Stoke was once Labour's most secure city in Britain but the Party now no longer even controls the council and sits on a narrow 5,000 majority. This is England's most pro-Brexit city with 81,000 voting leave and 36,000 remain in the referendum last June. It's no surprise then that Jeremy Corbyn has visited Stoke on just two occasions having been dogged by concerns that he is too reluctant to embrace the UK's exit from the EU. Meanwhile tweets from the Party's candidate Gareth Snell show his scepticism about departing the EU describing Brexit as a "massive pile" of excrement. UKIP leader Paul Nuttall's campaign has suffered considerable blows in recent days with two senior UKIP officials in Liverpool quitting over Nuttall's false statement that he'd lost "close friends" in the Hillsbrough tragedy. Nevertheless a UKIP victory is not totally off the cards - such is the level of anger felt within the constituency towards the current Labour Party.
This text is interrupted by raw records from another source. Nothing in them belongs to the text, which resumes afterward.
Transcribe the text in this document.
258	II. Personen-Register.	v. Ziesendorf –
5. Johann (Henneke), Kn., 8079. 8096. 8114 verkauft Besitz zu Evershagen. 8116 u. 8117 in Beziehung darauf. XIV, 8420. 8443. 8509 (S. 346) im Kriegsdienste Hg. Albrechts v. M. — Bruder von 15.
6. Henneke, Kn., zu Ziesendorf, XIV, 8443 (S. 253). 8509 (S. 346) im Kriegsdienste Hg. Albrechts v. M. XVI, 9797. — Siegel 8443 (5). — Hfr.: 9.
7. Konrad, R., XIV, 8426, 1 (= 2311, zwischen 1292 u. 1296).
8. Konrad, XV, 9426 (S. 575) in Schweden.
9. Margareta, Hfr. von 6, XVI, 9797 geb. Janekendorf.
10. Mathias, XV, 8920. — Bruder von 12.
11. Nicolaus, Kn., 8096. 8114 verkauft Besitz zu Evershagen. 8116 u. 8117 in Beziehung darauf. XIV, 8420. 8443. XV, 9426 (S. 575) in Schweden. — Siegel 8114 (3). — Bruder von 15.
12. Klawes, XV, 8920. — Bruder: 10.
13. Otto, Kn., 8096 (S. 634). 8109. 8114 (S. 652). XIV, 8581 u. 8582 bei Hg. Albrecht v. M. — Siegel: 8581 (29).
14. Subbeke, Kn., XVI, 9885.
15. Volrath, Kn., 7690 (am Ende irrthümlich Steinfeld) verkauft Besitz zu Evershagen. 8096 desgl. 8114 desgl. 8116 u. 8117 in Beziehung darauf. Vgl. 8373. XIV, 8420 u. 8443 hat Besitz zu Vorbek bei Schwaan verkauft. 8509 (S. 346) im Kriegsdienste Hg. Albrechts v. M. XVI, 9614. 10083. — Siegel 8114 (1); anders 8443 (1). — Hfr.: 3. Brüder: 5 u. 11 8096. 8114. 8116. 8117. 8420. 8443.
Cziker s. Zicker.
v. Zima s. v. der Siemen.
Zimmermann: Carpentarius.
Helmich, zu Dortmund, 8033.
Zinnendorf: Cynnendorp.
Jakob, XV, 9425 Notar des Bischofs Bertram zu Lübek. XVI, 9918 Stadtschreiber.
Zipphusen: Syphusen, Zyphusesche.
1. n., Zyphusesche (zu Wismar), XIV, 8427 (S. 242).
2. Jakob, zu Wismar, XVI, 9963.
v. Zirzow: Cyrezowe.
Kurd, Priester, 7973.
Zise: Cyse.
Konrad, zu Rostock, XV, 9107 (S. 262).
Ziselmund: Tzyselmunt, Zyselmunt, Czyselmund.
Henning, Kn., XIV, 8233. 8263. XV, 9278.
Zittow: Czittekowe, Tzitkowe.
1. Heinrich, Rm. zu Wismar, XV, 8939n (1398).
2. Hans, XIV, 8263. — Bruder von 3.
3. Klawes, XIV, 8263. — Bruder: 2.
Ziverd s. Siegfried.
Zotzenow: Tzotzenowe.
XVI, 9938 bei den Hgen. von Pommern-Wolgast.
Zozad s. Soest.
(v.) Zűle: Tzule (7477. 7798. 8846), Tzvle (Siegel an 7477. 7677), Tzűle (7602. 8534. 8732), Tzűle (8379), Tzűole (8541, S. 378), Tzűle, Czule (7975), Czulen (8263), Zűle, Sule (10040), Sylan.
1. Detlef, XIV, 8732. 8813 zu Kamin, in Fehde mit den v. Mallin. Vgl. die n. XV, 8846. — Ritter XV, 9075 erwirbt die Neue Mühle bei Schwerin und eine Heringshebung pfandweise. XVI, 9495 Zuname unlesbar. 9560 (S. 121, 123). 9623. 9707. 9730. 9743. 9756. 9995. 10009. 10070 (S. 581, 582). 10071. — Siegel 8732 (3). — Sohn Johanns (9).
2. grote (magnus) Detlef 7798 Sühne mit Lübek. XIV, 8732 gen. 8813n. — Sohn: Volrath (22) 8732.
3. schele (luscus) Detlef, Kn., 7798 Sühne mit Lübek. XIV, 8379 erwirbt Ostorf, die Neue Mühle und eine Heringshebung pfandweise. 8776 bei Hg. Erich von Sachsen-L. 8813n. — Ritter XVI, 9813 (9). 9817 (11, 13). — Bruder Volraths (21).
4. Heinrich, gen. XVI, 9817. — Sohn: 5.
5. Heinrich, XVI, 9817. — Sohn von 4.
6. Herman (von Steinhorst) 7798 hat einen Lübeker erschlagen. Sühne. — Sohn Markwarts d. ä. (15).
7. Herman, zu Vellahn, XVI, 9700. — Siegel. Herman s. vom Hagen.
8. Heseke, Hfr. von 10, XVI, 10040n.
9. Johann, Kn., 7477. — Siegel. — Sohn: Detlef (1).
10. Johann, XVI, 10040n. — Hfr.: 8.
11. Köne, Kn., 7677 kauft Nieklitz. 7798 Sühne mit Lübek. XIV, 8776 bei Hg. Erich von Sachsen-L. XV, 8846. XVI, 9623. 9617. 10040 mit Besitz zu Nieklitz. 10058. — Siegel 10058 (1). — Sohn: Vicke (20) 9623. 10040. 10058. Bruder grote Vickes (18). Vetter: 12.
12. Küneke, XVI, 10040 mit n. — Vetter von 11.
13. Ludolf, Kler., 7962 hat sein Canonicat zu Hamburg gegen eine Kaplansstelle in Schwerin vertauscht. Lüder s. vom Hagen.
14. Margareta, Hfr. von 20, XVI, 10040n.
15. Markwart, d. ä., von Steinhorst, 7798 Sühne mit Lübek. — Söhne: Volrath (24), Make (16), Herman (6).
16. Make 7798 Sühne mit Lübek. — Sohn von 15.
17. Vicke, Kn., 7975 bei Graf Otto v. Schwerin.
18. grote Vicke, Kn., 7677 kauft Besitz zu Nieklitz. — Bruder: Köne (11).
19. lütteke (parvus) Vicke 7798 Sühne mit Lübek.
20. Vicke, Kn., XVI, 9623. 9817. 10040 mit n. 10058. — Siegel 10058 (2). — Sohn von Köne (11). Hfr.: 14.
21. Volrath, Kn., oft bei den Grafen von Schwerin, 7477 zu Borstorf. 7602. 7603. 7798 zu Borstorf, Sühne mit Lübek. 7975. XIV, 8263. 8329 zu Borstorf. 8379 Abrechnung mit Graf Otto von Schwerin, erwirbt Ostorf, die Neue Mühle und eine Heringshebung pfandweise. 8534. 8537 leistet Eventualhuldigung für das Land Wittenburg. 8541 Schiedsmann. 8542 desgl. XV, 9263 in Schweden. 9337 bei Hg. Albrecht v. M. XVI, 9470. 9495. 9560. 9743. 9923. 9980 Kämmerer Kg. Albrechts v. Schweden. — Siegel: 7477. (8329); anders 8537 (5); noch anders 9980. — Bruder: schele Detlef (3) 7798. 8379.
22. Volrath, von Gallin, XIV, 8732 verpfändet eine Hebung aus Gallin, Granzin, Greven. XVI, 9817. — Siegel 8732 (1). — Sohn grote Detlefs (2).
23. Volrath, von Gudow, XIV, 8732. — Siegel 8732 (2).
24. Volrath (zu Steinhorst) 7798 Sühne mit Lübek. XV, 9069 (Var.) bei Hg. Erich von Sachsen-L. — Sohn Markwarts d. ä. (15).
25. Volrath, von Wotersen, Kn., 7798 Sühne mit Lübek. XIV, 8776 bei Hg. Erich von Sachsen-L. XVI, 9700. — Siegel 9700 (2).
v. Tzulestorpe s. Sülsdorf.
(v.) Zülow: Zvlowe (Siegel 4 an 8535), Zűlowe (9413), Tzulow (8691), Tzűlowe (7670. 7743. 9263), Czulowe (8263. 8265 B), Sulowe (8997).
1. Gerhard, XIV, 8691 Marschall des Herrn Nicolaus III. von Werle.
Further north in the Cumbrian constituency of Copeland internal analysis of more than 10,000 conversations with constituents shows Labour's support down by a third since 2015. Labour lead the Conservatives by just 2,564 votes in a seat that firmly backs Brexit. Thousands of its voters are employed by the nuclear industry at Sellafield, an industry which Mr Corbyn has previously criticised. The more Brexit and nuclear-friendly Conservatives are favourites to win.

Support for Labour in its northern heartlands such as Stoke and Copeland has been crumbling for some time. At the centre of this is a deep disconnect between voters in traditional Labour strongholds and the Establishment Left in Westminster. According to one analysis by Chris Hanretty of the University of East Anglia, almost two-thirds of Labour's 232 constituencies voted to leave the European Union last year, ignoring the advice of the Party's MPs, who overwhelmingly campaigned for Britain to stay. Comments from leading Labour figures such as Jo Stevens, who said that voting against Article 50 was an effort "to protect Labour values" hardly helps this disconnect.

But the problems run deeper. As former Labour MP for the Yorkshire seat of Selby John Grogan recently reflected, Labour has taken "the working-class vote for granted on the assumption that they have nowhere else to go." Labour has failed to listen to northern working-class voters and understand the powerful sense of dislocation many of them feel. There has been little desire from the Party's elite to make inroads into the hearts and minds of many of the people they claim to represent. The problem for Labour now is that disillusioned voters do have somewhere to go - into the arms of UKIP or even the Conservative Party.

Labour could lose both by-elections this week. Such an event would send political shockwaves throughout the country with new questions raised about Mr Corbyn's leadership and his lack of political direction or ideological coherence. But it would also generate questions about the future of Labour England.

Labour support has dissolved in Scotland. This week's by-elections may show that it's quickly dissolving in England too.